O corpo foi feito para se movimentar. Após o exercício físico, nosso cérebro libera substâncias que causam uma sensação de satisfação e bem-estar. Adicionando uma boa música, que também pode variar nosso humor, a dança é ideal para levantar o moral e manter o corpo ativo, principalmente para quem já não tem mais toda aquela energia. Afinal, o velho ditado faz sentido: quem canta e dança, seus males espanta.
Não é à toa que a Domingueira Dançante do Clube Canto do Rio, voltado para o público sênior, atrai cerca de 300 pessoas todo domingo à noite. As músicas são por conta de convidados, ou de seresteiros, que costumam também frequentar o local, como Núbia, 80 anos, e Izidoro, 86, juntos há 42 anos.
Os dois se conheceram em outra seresta, que ainda existia no ano de 1974, na Quadra do Luzitano, na Ilha da Conceição. Núbia havia voltado a cantar naquele mesmo ano e se apresentava no baile do Canto do Rio. Antes, chegou a ganhar um programa de calouros na Rádio Tupi, mas o então marido não a deixou continuar a carreira de cantora. Após se tornar viúva, decidiu voltar a perseguir o sonho de cantar nas serestas que frequentava, em homenagem ao irmão, que a estimulava no canto.
“Meu irmão sempre gostou muito de me ouvir cantar, e eu cantava muito em casa. Quando eu estava noiva, ele me levou num programa de calouros, e eu ganhei. Mas meu falecido marido me mandou escolher entre ele e o canto, e eu era muito apaixonada, então decidi por ele. Depois que nos separamos, eu resolvi voltar a cantar e continuo até hoje”, lembra Núbia.

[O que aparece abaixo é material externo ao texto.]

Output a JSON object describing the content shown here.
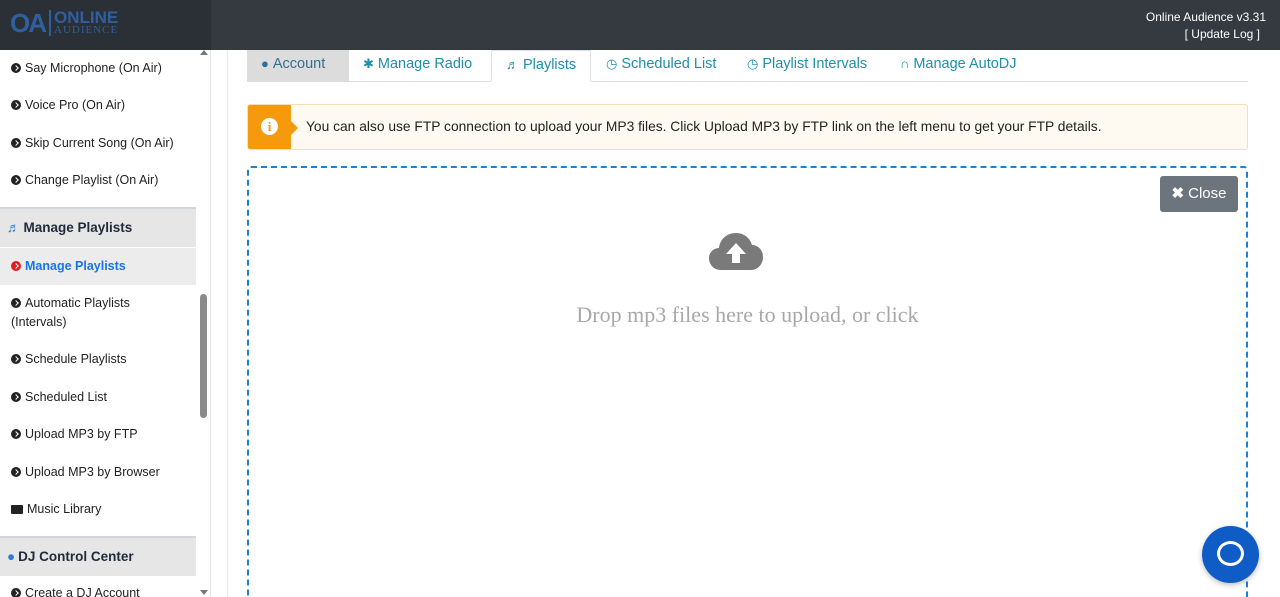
{
  "header": {
    "logo_mark": "OA",
    "logo_line1": "ONLINE",
    "logo_line2": "AUDIENCE",
    "version": "Online Audience v3.31",
    "update_log": "[ Update Log ]"
  },
  "sidebar": {
    "items_top": [
      {
        "label": "Say Microphone (On Air)"
      },
      {
        "label": "Voice Pro (On Air)"
      },
      {
        "label": "Skip Current Song (On Air)"
      },
      {
        "label": "Change Playlist (On Air)"
      }
    ],
    "section_playlists": "Manage Playlists",
    "items_playlists": [
      {
        "label": "Manage Playlists"
      },
      {
        "label": "Automatic Playlists"
      },
      {
        "label": "(Intervals)"
      },
      {
        "label": "Schedule Playlists"
      },
      {
        "label": "Scheduled List"
      },
      {
        "label": "Upload MP3 by FTP"
      },
      {
        "label": "Upload MP3 by Browser"
      },
      {
        "label": "Music Library"
      }
    ],
    "section_dj": "DJ Control Center",
    "items_dj": [
      {
        "label": "Create a DJ Account"
      }
    ]
  },
  "tabs": [
    {
      "label": "Account"
    },
    {
      "label": "Manage Radio"
    },
    {
      "label": "Playlists"
    },
    {
      "label": "Scheduled List"
    },
    {
      "label": "Playlist Intervals"
    },
    {
      "label": "Manage AutoDJ"
    }
  ],
  "alert": {
    "icon": "i",
    "text": "You can also use FTP connection to upload your MP3 files. Click Upload MP3 by FTP link on the left menu to get your FTP details."
  },
  "dropzone": {
    "close_label": "Close",
    "message": "Drop mp3 files here to upload, or click"
  },
  "colors": {
    "topbar": "#343a40",
    "accent_blue": "#1a82d6",
    "alert_orange": "#f59a0c",
    "active_bullet": "#e02020",
    "chat": "#0f5cc7"
  }
}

Foi escutando Núbia cantar que Isidoro se interessou. Ele começou a comprar refrigerantes para ela, através de sua cunhada, que era garçonete no clube. A moça dizia apenas que eram de um fã, até que Isidoro resolveu se revelar, após três meses a cortejando. O primeiro contato de verdade foi quando Núbia se aproximou dele para entregar convites de uma festa promovida por um amigo.
“Quando ela colocou a mão no meu ombro, senti um arrepio nas costas. Ela canta muito, tem uma voz linda. Perguntei se ela iria à festa também. Ela disse que sim, então eu falei que iria, para conversarmos”, recorda, Isidoro, apaixonado.

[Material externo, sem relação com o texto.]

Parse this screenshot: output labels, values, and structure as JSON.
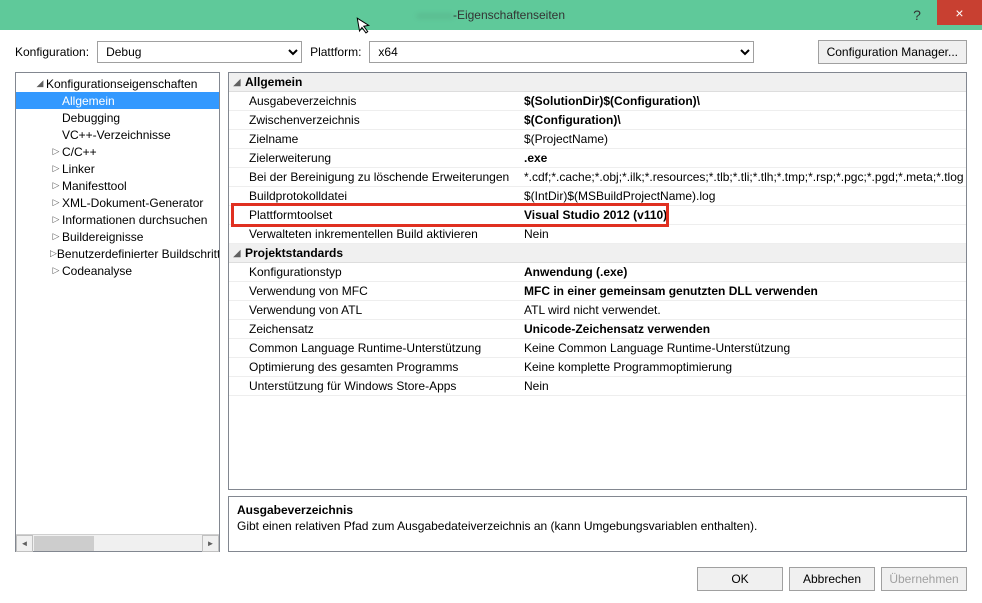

Os bailes sempre fizeram parte da vida do casal. Núbia vem cantando em serestas desde o início do namoro, como na seresta do Espaço Gaúcho, às quintas-feiras, na Rua Oscar Fonseca, e o baile conhecido como “Fonsequinha”, na Rua Felício Toledo.
Se engana quem pensa que esses bailes não são animados. As festas e a pista de dança estão sempre cheias, até de quem vai sem par.
Na Domingueira Dançante do Canto do Rio há um projeto chamado “Cassino Dançante”, onde damas podem comprar uma ficha, por R$ 4, para dançarem com um dançarino profissional da casa. A coordenadora do projeto, Vânia Cortes, conta com 20 dançarinos, sendo três professores de dança.
Vânia diz que as frequentadoras do baile adoram o Cassino Dançante. Algumas chegam a ligar para ela, querendo confirmar se os dançarinos estarão lá. A coordenadora explica que o Cassino facilita o lazer de senhoras que não podem contratar um dançarino fixo para comparecer com elas a festas e comemorações.
Além da vantagem financeira, há também a importância para a saúde. Antes do Cassino, senhoras divorciadas ou viúvas, que não tinham par, se arrumavam para o baile e passavam a noite inteira sentadas. Agora, elas passam a noite dançando e interagindo, trazendo benefícios psicológicos e físicos, mantendo o corpo em movimento.
“Às vezes eu penso em parar, mas não tenho coragem. É um projeto social que eu faço, com elas e com os dançarinos. Eu não ganho um tostão, todo o dinheiro fica com os meninos. Tem dançarinos que dependem disso para pagar a faculdade”, revela.
A Domingueira Dançante acontece no Canto do Rio desde os anos 1970. O atual organizador, Célio Farias, vice-presidente social do clube, foi chamado com o desafio de revitalizar a área social do baile. Na época, o baile atraía, em dias movimentados, 50 participantes, no salão que comporta 400 pessoas.
“A estratégia foi diminuir o conservadorismo do baile. Flexibilizaram-se as regras de vestimenta, permitiu-se que dançarinos tirem as damas para dançar, de onde surgiu o Cassino Dançante, e procurou-se trazer atrações para estimular o público a voltar ao programa, a um preço bem mais barato”, explica Célio.
Hoje, Célio se orgulha do sucesso do baile. Um ambiente que estimula pessoas a curtirem sua melhor idade, saindo de casa, se divertindo e se movimentando.
Os bons tempos podem ser agora, para qualquer idade.